For lunch, my mom and I had carrot sticks and boiled potatoes. Both the potatoes and carrots were from our CSA, Thorpes. She also ate what was left of the lamb from her dinner last night and some leftover cucumber salad I'd made from cucumbers from a friend's garden earlier this week.
For dinner, my parents had BLT's. The bacon was from Federal Meats, so it was probably local but conventionally produced. The lettuce was purchased at the East Aurora Farmers' Market. The tomatoes came from Thorpes. The bread locally made rye, though the ingredients were probably not locally sourced. Both the bread and the bacon was left over from before the Locavore Challenge began, and thus needed to be consumed while it was still good.
We all also had for dinner pesto on pasta that we bought at Farmers and Artisans earlier in the day. I'd made and frozen the pesto a couple of weeks ago from basil and parsley from the East Aurora Farmers' Market and garlic from Thorpes. We topped off our pesto and pasta with a bit of ricotta that needed to be used up, again locally made but possibly not from local sources.
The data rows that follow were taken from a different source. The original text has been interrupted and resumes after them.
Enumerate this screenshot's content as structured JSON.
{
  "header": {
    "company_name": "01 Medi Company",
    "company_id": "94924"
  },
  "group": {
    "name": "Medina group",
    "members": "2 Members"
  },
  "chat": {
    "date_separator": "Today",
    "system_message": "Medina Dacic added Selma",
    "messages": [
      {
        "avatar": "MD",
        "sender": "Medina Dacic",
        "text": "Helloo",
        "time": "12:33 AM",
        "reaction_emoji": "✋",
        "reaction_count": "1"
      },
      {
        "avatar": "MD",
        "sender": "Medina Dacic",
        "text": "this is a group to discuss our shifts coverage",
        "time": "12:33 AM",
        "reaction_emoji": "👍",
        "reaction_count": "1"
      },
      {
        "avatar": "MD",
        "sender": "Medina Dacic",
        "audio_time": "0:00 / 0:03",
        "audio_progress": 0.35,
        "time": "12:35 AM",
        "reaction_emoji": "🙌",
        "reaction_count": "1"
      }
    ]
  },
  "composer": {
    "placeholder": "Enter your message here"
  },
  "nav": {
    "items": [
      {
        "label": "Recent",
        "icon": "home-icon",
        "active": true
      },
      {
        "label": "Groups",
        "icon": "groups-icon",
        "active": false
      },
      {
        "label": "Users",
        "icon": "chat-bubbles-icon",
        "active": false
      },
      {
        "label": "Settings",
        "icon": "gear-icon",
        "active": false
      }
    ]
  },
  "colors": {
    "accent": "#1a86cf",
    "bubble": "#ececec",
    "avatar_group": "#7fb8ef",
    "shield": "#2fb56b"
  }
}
We also got a lot of local food today. We went to The Country Cupboard, a natural foods store in East Aurora, for bluberries; Thorpes Farm near East Aurora, where we picked up our CSA vegetable share and also purchased some low spray fruit -- Ginger Gold apples, seeded grapes, and peaches; and Farmers and Artisans, a local foods store in Williamsville.
At Farmers and Artisans, we purchased Ithaca Milk Co. 1% milk from the Fingerlakes region, Meadow Creek Farm yogurt from Interlaken, organic sunflower oil, dark red kidney beans from the Fingerlakes region, and Flour City Pasta's Emmer-Lina Fettucini from Fairport. We'll probably being going back soon, since we've finished the pasta and already used a significant portion of the butter, milk, and yogurt, and probably would like to try one or two of the local cheeses available at Farmers and Artisans.
The service was excellent there, with one person (the owner or manager, perhaps) spending plenty of time with my mother explaining the properties of various oils. Grape seed oil is wonderful for sauteeing vegetables, but because of its high price it should be used sparingly. Sunflower seed oil can be used for the same purposed as grape seed oil and is much cheaper. Butternut squash seed oil is supposed to be wonderful to use in salads. The man who talked with my mother also looked over the list of suggested items for the pantry for the Locavore Challenge from NOFA-NY, and told us that he may be getting more items on the list, including oats and barley, later this month or this fall.
It was another day where we didn't eat 100% local. I've decided instead of letting this depress or upset me, I must remind myself that I am part of a family, which entails compromising sometimes. Hopefully, we'll soon be pure locavores, and I'll be able to describe the first few days of September as the transition into locavorism.